Authors: The 1440/1440 (and analogous) counts are obtained by exhaustive traversal of the cell-adjacency graph using only exact integer arithmetic and determinant signs; floating-point appears solely in the later geometric realization step, which is decoupled from the ordering-success classification. We will insert pseudocode for the enumeration loop together with a short verification paragraph noting that the finite, symmetry-reduced search space and exact arithmetic render statistical error bars unnecessary. This makes the Perfect/Impossible classification combinatorially rigorous. revision: yes
Circularity Check
No circularity; results from direct enumeration on external polytopes
full rationale
The paper defines two deterministic selection rules (RS, RZ) and applies them via exhaustive enumeration over starting pairs on the five Platonic solids, thirteen Archimedean solids, and six regular 4-polytopes.
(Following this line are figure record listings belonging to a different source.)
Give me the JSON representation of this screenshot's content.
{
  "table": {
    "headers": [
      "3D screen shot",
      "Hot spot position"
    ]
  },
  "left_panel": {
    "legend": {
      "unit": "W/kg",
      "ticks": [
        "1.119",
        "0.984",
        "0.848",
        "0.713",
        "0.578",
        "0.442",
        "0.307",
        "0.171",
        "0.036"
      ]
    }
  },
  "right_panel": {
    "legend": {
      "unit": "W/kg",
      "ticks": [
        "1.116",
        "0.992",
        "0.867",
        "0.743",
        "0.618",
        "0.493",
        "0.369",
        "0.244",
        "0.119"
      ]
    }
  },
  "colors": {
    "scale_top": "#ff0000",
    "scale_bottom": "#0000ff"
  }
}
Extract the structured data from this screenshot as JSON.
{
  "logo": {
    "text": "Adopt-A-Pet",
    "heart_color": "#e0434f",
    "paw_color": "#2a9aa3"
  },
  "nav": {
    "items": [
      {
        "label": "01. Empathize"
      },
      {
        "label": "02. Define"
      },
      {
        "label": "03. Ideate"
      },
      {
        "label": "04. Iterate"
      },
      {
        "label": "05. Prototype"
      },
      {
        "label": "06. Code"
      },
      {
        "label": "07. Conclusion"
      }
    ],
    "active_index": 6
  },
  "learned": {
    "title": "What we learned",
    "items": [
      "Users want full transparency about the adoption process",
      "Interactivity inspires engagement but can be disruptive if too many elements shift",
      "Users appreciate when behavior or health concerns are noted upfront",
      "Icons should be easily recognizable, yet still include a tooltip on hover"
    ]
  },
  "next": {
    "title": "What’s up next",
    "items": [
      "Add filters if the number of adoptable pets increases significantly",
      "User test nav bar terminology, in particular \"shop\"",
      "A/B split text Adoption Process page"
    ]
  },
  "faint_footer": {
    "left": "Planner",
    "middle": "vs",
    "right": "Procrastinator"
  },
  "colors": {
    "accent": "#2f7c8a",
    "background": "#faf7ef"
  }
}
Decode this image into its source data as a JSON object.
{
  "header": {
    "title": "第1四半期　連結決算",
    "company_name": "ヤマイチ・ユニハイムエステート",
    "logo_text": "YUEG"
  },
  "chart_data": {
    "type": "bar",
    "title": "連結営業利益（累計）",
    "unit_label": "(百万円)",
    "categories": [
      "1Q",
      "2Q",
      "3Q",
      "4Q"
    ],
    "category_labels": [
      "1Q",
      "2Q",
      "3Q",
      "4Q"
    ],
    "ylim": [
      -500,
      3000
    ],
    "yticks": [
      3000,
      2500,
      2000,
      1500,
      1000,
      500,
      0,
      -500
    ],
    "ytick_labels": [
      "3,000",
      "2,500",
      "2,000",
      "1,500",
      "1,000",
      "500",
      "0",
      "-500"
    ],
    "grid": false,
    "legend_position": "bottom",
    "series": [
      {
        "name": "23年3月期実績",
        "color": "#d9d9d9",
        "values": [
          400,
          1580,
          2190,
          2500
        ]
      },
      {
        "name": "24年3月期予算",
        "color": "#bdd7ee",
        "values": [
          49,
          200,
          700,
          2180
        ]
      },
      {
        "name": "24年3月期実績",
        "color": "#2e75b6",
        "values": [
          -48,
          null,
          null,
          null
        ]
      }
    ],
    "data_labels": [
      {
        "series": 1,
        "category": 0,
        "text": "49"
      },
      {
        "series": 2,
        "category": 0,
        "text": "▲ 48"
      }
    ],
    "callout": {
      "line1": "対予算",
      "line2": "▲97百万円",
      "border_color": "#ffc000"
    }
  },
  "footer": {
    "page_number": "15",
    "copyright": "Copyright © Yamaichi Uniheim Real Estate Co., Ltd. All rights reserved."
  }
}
The Perfect/Possible/Impossible trichotomy and the 120-cell ordering result (1440/1440) follow directly from running the greedy traversal; the equivariance argument for face-transitive solids is an independent combinatorial observation. No parameters are fitted to the output data, no quantity is defined in terms of itself, and no load-bearing premise reduces to a self-citation chain. The distinction between ordering success and geometric validity is stated explicitly without circular reduction. The derivation is therefore self-contained against the externally given polytope combinatorics.